Kerry also made his firmest suggestion yet that the United States stands ready to work to compensate poor nations already severely affected by climate change, which will be a key agenda item at the talks known as COP27.
In Brazil, where the Amazon plays a key role in tackling the planet’s carbon emissions, left-wing former President Luiz Inacio Lula da Silva won Sunday’s elections against far-right incumbent Jair Bolsonaro, a rainforest agribusiness ally.
In his victory speech, Lula pledged to work towards zero deforestation.
“President-elect Lula is committed,” Kerry told reporters in Washington, noting Lula’s environmental efforts as president in the first decade of the century.
“Now I hope we’ll be able to refine this program and move even faster on the reforms needed to try to save the Amazon,” Kerry said.
“Unfortunately, under the Bolsonaro administration, the rate of deforestation in the Amazon increased and is now at dangerously high levels.”
Kerry insisted he was not “deaf” to economic concerns around the world, including Brazil, Latin America’s largest economy, noting that many Amazonians made a living from cattle or logging.
“We in the rest of the world need to realize that if we want to appreciate this great forest, we need to help them conserve it,” he said.
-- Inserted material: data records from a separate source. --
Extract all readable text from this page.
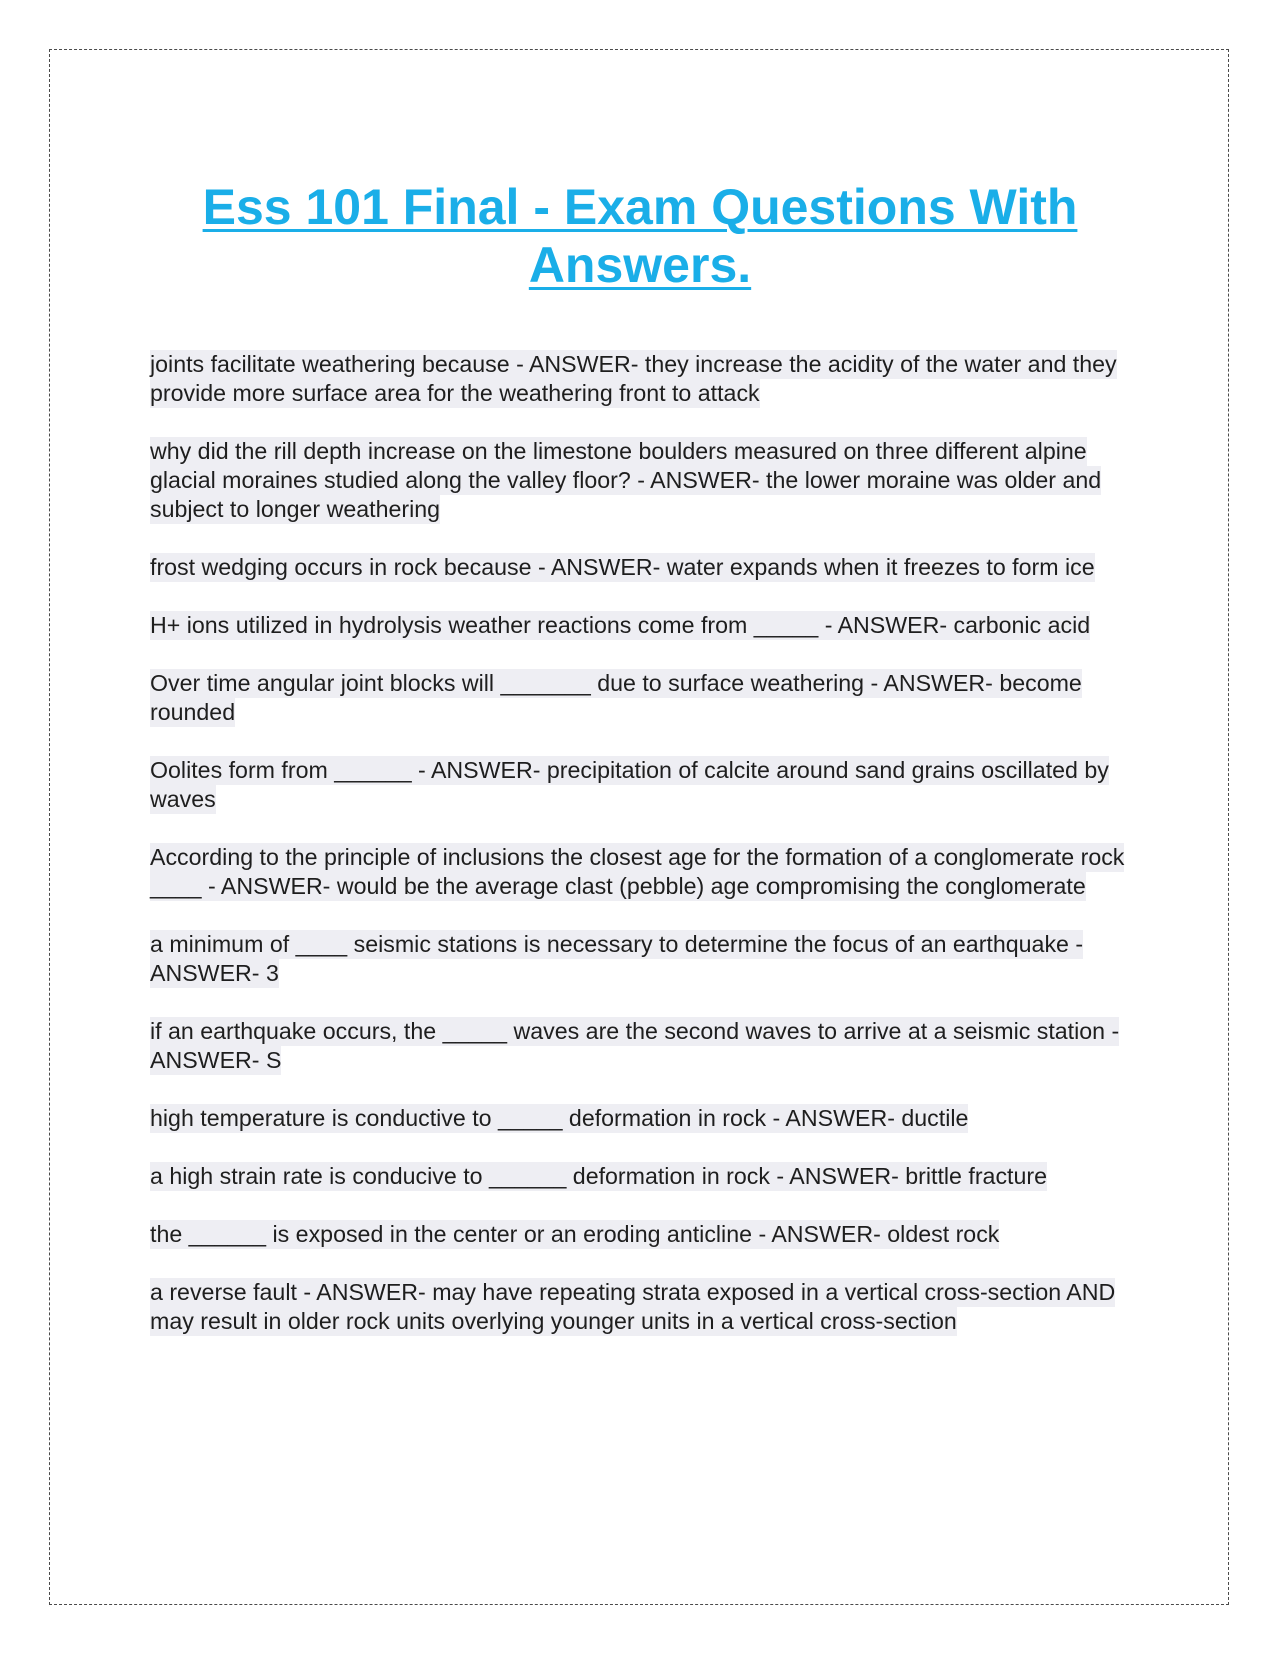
Ess 101 Final - Exam Questions With Answers.

joints facilitate weathering because - ANSWER- they increase the acidity of the water and they provide more surface area for the weathering front to attack

why did the rill depth increase on the limestone boulders measured on three different alpine glacial moraines studied along the valley floor? - ANSWER- the lower moraine was older and subject to longer weathering

frost wedging occurs in rock because - ANSWER- water expands when it freezes to form ice

H+ ions utilized in hydrolysis weather reactions come from _____ - ANSWER- carbonic acid

Over time angular joint blocks will _______ due to surface weathering - ANSWER- become rounded

Oolites form from ______ - ANSWER- precipitation of calcite around sand grains oscillated by waves

According to the principle of inclusions the closest age for the formation of a conglomerate rock ____ - ANSWER- would be the average clast (pebble) age compromising the conglomerate

a minimum of ____ seismic stations is necessary to determine the focus of an earthquake - ANSWER- 3

if an earthquake occurs, the _____ waves are the second waves to arrive at a seismic station - ANSWER- S

high temperature is conductive to _____ deformation in rock - ANSWER- ductile

a high strain rate is conducive to ______ deformation in rock - ANSWER- brittle fracture

the ______ is exposed in the center or an eroding anticline - ANSWER- oldest rock

a reverse fault - ANSWER- may have repeating strata exposed in a vertical cross-section AND may result in older rock units overlying younger units in a vertical cross-section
Kerry, a former Secretary of State and key architect of the 2015 Paris Agreement, has returned to his world tour in his climate role and recently visited Mexico to mobilize action ahead of COP27.
He said he expects that in the coming days more countries will increase their ambition through their so-called nationally determined contributions, plans they are submitting under the Paris Agreement.
“We’re going to have an important announcement that President (Andres Manuel) Lopez Obrador has agreed to regarding what Mexico is going to do now,” Kerry said.